New research suggests that dog owners can shape the personality of their pets. The findings appear in the Journal of Research in Personality.

“Our lab studies how people and their relationships change across the lifespan. In thinking about the pets we’ve had in our lives, we realized that they’ve changed pretty considerably too since we first adopted them. We also realized that dogs vary pretty dramatically in their personality and this might be important. So we went about empirically testing some of these ideas,” said William Chopik, an assistant professor of psychology at Michigan State University and lead author of the study.

The researchers surveyed 1,681 dog owners about their pet’s personality, health and behavior. The dogs ranged in age from 1.5 weeks to 16 years old, and included 50 different breeds. The owners also answered a survey about their own personalities.

“Dogs can and do change in their personalities across life. There are some things that owners do that might affect how they change over time. For example, training/obedience classes had the strongest effects on personality — dogs were more active/excitable and followed your orders more often,” Chopik told PsyPost.
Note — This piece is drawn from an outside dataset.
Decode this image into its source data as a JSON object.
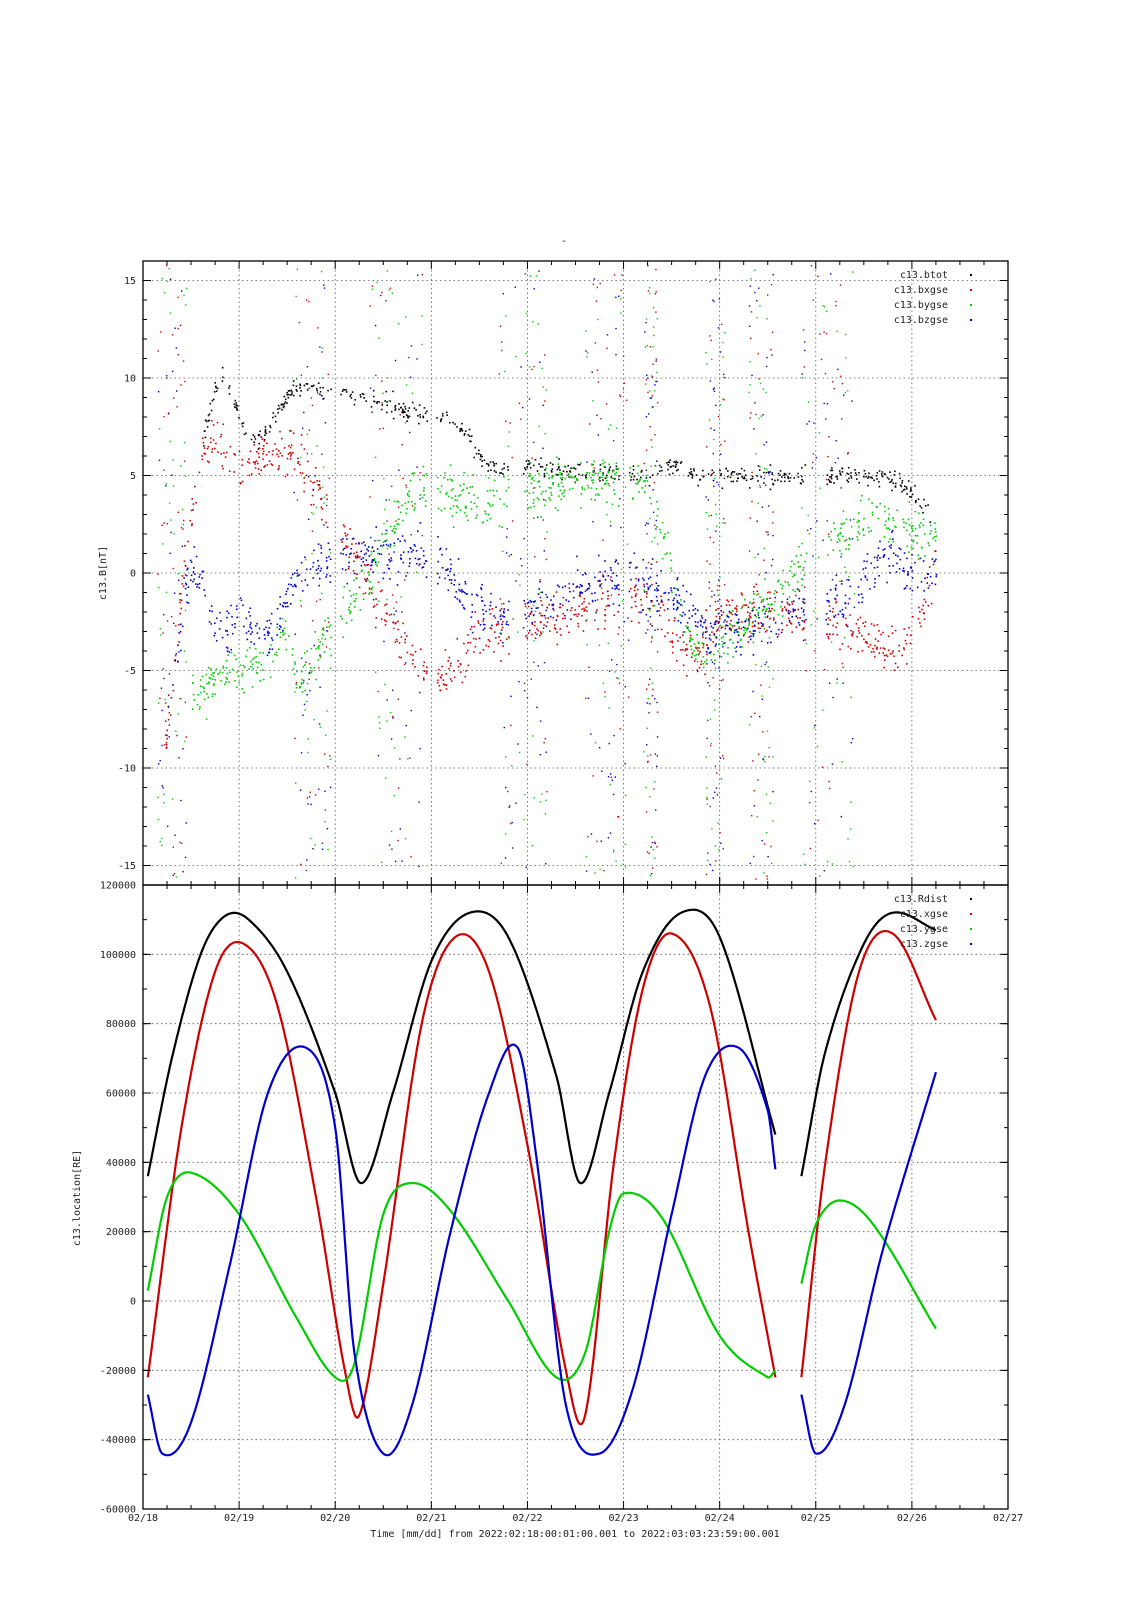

The researchers also found that dogs that were more active/excitable, younger, and female tended to have fewer chronic health conditions.
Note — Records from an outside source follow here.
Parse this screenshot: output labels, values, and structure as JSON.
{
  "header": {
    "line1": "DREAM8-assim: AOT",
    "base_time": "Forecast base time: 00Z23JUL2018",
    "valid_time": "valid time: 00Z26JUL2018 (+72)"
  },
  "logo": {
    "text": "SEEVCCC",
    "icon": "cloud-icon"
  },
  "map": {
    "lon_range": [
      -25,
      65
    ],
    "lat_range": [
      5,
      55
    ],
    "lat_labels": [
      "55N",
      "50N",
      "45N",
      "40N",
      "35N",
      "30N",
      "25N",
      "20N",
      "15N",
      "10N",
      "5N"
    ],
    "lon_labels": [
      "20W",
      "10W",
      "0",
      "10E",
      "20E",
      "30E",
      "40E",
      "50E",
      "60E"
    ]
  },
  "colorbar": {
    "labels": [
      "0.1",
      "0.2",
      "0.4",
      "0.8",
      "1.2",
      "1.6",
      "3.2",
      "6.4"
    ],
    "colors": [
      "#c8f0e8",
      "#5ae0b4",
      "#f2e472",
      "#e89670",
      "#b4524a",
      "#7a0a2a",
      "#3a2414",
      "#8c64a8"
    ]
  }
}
The personality of the owners was also associated with the personality of their dogs. Those high in extraversion tended to have dogs that were more active/excitable, while owners high in agreeableness, conscientiousness, and open-mindedness tended to have dogs that were less fearful, more active/excitable, and less aggressive toward people and animals.

More neurotic owners tended to have dogs that were more fearful and also less responsive to training.

“We still don’t know entirely why dogs change. Our study was cross-sectional, so we only compared dogs of different ages rather than how their personalities change from before to after a life event (e.g., like being adopted). So there needs to be more studies doing that kind of research,” Chopik said.

“There are tons of other ways that owners probably affect their dogs’ personalities, but we only looked at a few. Being active with your dog or playing with them regularly might affect their personalities too, but we just don’t know that yet.”

The study, “Old dog, new tricks: Age differences in dog personality traits, associations with human personality traits, and links to important outcomes“, was authored by William J. Chopik and Jonathan R. Weaver.